Rain tapped softly against the kitchen windows while the house buzzed with the kind of noise Jeremy Gilbert had once thought he’d never have.
Tiny footsteps running across hardwood floors. Cartoons playing too loudly in the living room. One child laughing while the other cried because someone had stolen the blue crayon. Domestic chaos.
Real life.
Jeremy stood at the stove absentmindedly stirring pasta while occasionally glancing over his shoulder to make sure their youngest hadn’t somehow climbed onto the kitchen counter again. At twenty-eight, he looked older in the way all parents did — softer around the edges, tired eyes, faint stubble he kept forgetting to shave — but there was still something sharp beneath it all. The hunter instincts never fully disappeared. They just became quieter with time. Easier to control.
Especially after leaving Mystic Falls.
That town had become almost unrecognizable over the years. Humans were rare now. Most people either left or eventually got pulled into the supernatural world one way or another. Vampires walked openly among trusted circles, witches still buried themselves in coven politics, and Mystic Falls itself felt less like a hometown and more like a graveyard pretending to be normal.
Jeremy refused to raise children there.
So he and {{user}} built a life somewhere quieter instead. Somewhere safe. Or as safe as life connected to the Salvatore brothers could ever really be.

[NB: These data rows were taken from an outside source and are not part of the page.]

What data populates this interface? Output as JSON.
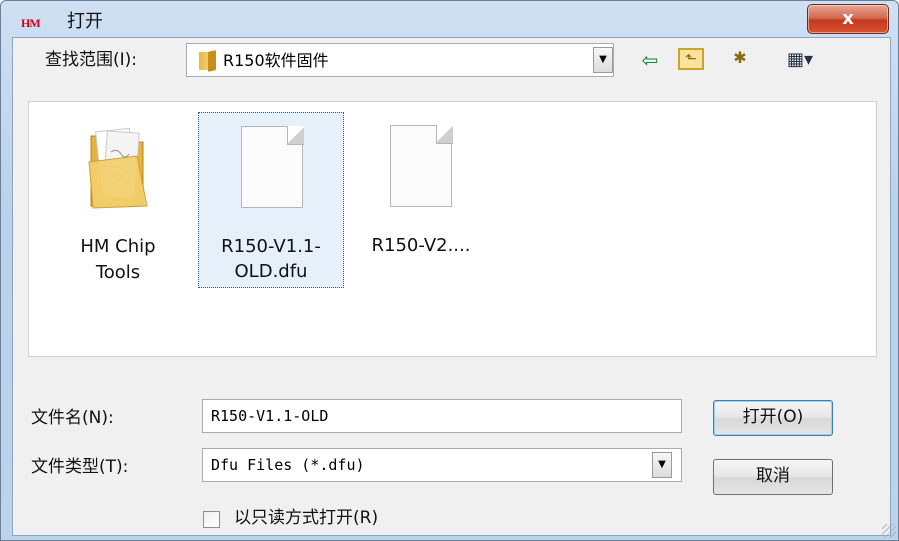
{
  "window": {
    "app_icon_text": "HM",
    "title": "打开",
    "close_icon": "close-icon",
    "close_glyph": "x"
  },
  "lookin": {
    "label": "查找范围(I):",
    "value": "R150软件固件",
    "folder_icon": "folder-icon",
    "dropdown_glyph": "▼"
  },
  "toolbar": {
    "back_icon": "back-arrow-icon",
    "back_glyph": "⇦",
    "up_icon": "up-folder-icon",
    "up_glyph": "⬑",
    "new_folder_icon": "new-folder-icon",
    "new_folder_glyph": "✱",
    "view_menu_icon": "view-menu-icon",
    "view_glyph": "▦▾"
  },
  "files": [
    {
      "name": "HM Chip Tools",
      "line1": "HM Chip",
      "line2": "Tools",
      "type": "folder",
      "selected": false
    },
    {
      "name": "R150-V1.1-OLD.dfu",
      "line1": "R150-V1.1-",
      "line2": "OLD.dfu",
      "type": "file",
      "selected": true
    },
    {
      "name": "R150-V2....",
      "line1": "R150-V2....",
      "line2": "",
      "type": "file",
      "selected": false
    }
  ],
  "filename": {
    "label": "文件名(N):",
    "value": "R150-V1.1-OLD"
  },
  "filetype": {
    "label": "文件类型(T):",
    "value": "Dfu Files (*.dfu)",
    "dropdown_glyph": "▼"
  },
  "buttons": {
    "open": "打开(O)",
    "cancel": "取消"
  },
  "readonly": {
    "label": "以只读方式打开(R)",
    "checked": false
  },
  "colors": {
    "accent": "#3c7fb1",
    "close_button": "#c2391d",
    "selection": "#e6f0fb"
  }
}
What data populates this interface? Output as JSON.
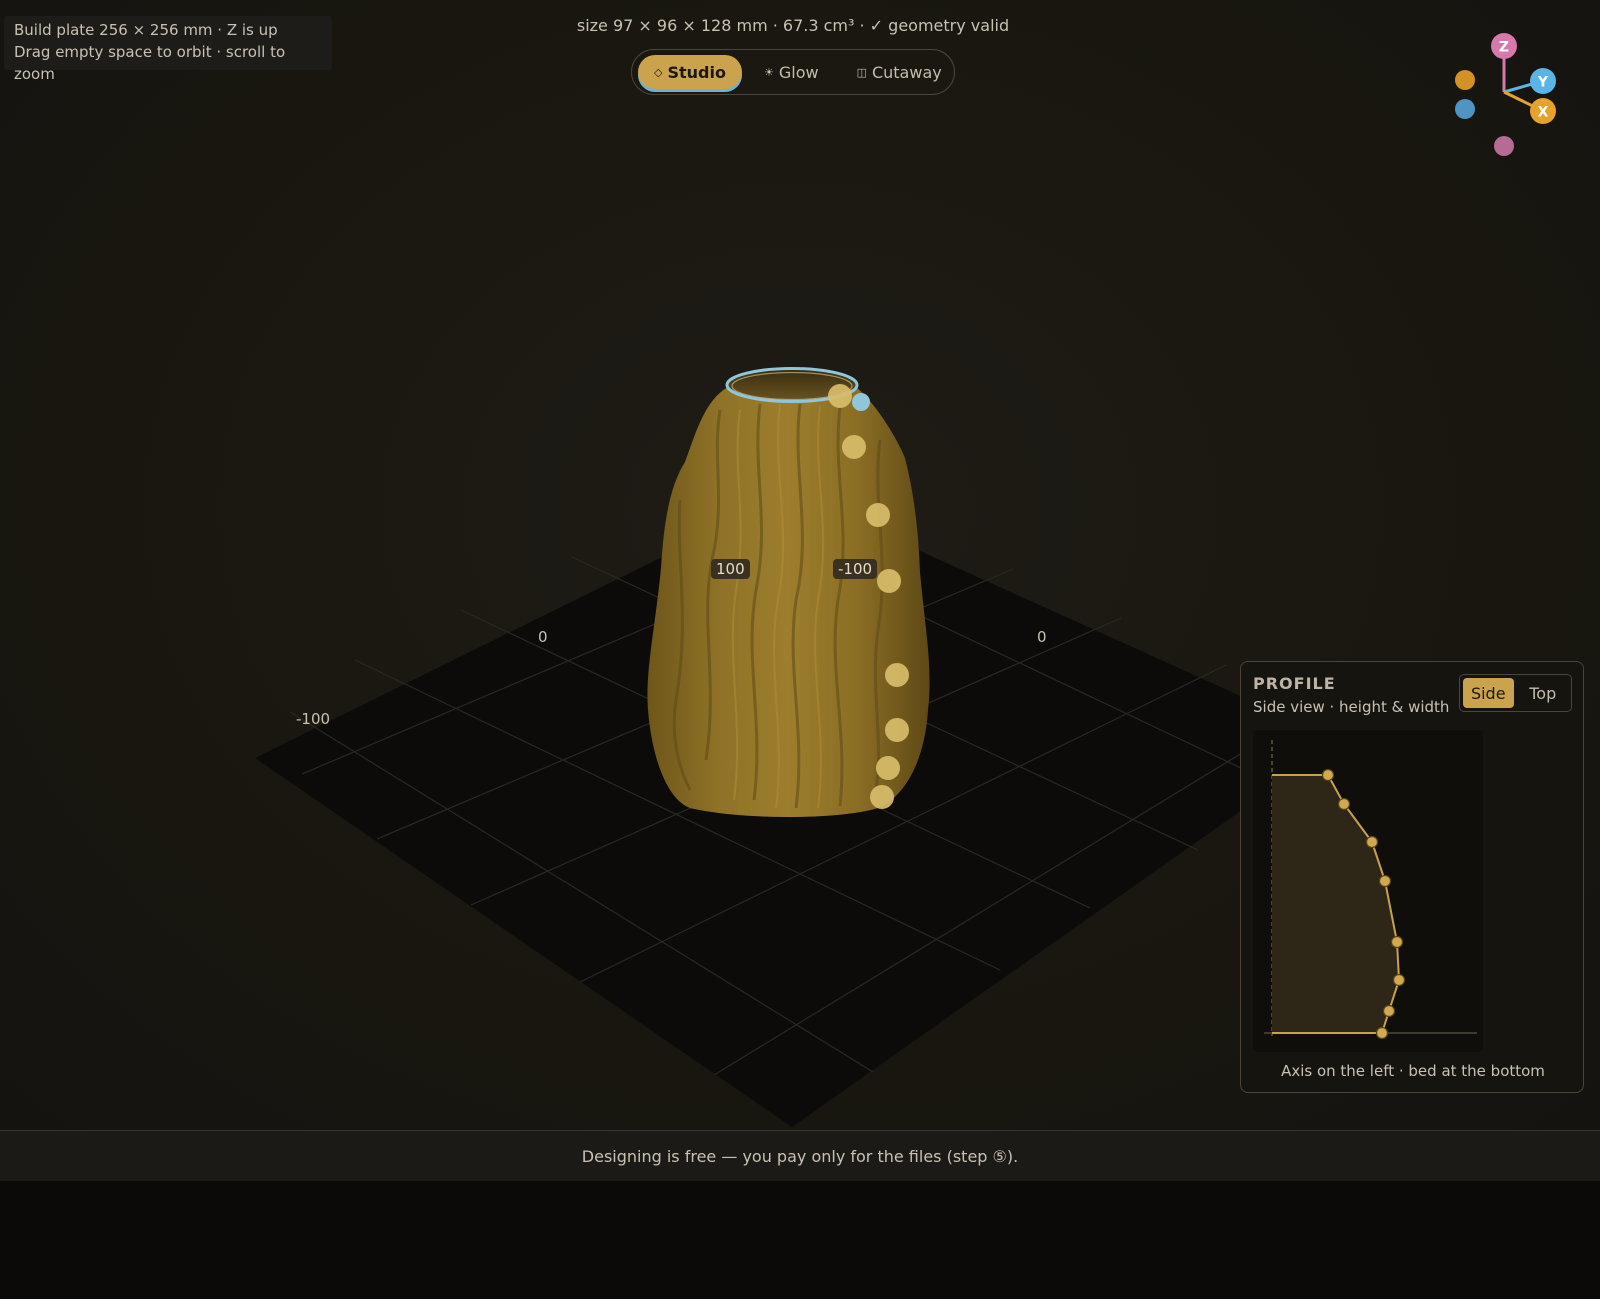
{
  "viewport": {
    "info_line1": "Build plate 256 × 256 mm · Z is up",
    "info_line2": "Drag empty space to orbit · scroll to zoom",
    "stats": "size 97 × 96 × 128 mm · 67.3 cm³ · ✓ geometry valid",
    "axis_labels": [
      "0",
      "0",
      "-100"
    ],
    "tags": [
      "100",
      "-100"
    ]
  },
  "modes": [
    {
      "label": "Studio",
      "glyph": "◇",
      "active": true
    },
    {
      "label": "Glow",
      "glyph": "☀",
      "active": false
    },
    {
      "label": "Cutaway",
      "glyph": "◫",
      "active": false
    }
  ],
  "gizmo": {
    "z_label": "Z",
    "y_label": "Y",
    "x_label": "X",
    "colors": {
      "z": "#d779aa",
      "y": "#5ab4e6",
      "x": "#e7a22c"
    }
  },
  "profile": {
    "title": "PROFILE",
    "subtitle": "Side view · height & width",
    "tabs": [
      {
        "label": "Side",
        "active": true
      },
      {
        "label": "Top",
        "active": false
      }
    ],
    "footnote": "Axis on the left · bed at the bottom"
  },
  "footer": {
    "text": "Designing is free — you pay only for the files (step ⑤)."
  },
  "colors": {
    "accent": "#caa34c",
    "vase": "#8f7226",
    "rim": "#8fc6da",
    "panel_border": "#4a443a"
  }
}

And somehow, against every odd stacked against them, they made it work.
Marriage. Two kids. Another on the way.
Sometimes Jeremy still caught himself staring at {{user}} like he couldn’t believe any of it was real.
Most of their old friends visited when they could. Damon and Elena stopped by the most, though Elena being a vampire still occasionally unsettled Jeremy in ways he never admitted aloud. Damon found it hilarious that Jeremy Gilbert — the kid who used to hunt vampires — now hosted vampire dinner guests while helping his daughter with homework.
Stefan and Caroline were still together too, drifting between Mystic Falls and wherever trouble called next. Caroline adored the kids almost painfully. Jeremy had noticed the way her expression softened whenever she watched their family together, followed by the almost immediate sadness she tried to hide afterward.
Because vampires couldn’t have this.
Not really.
No growing old together. No accidental pregnancies. No sticky handprints on refrigerators or arguments over bedtime or tiny voices yelling for mom and dad at three in the morning.
Jeremy sometimes felt guilty for it.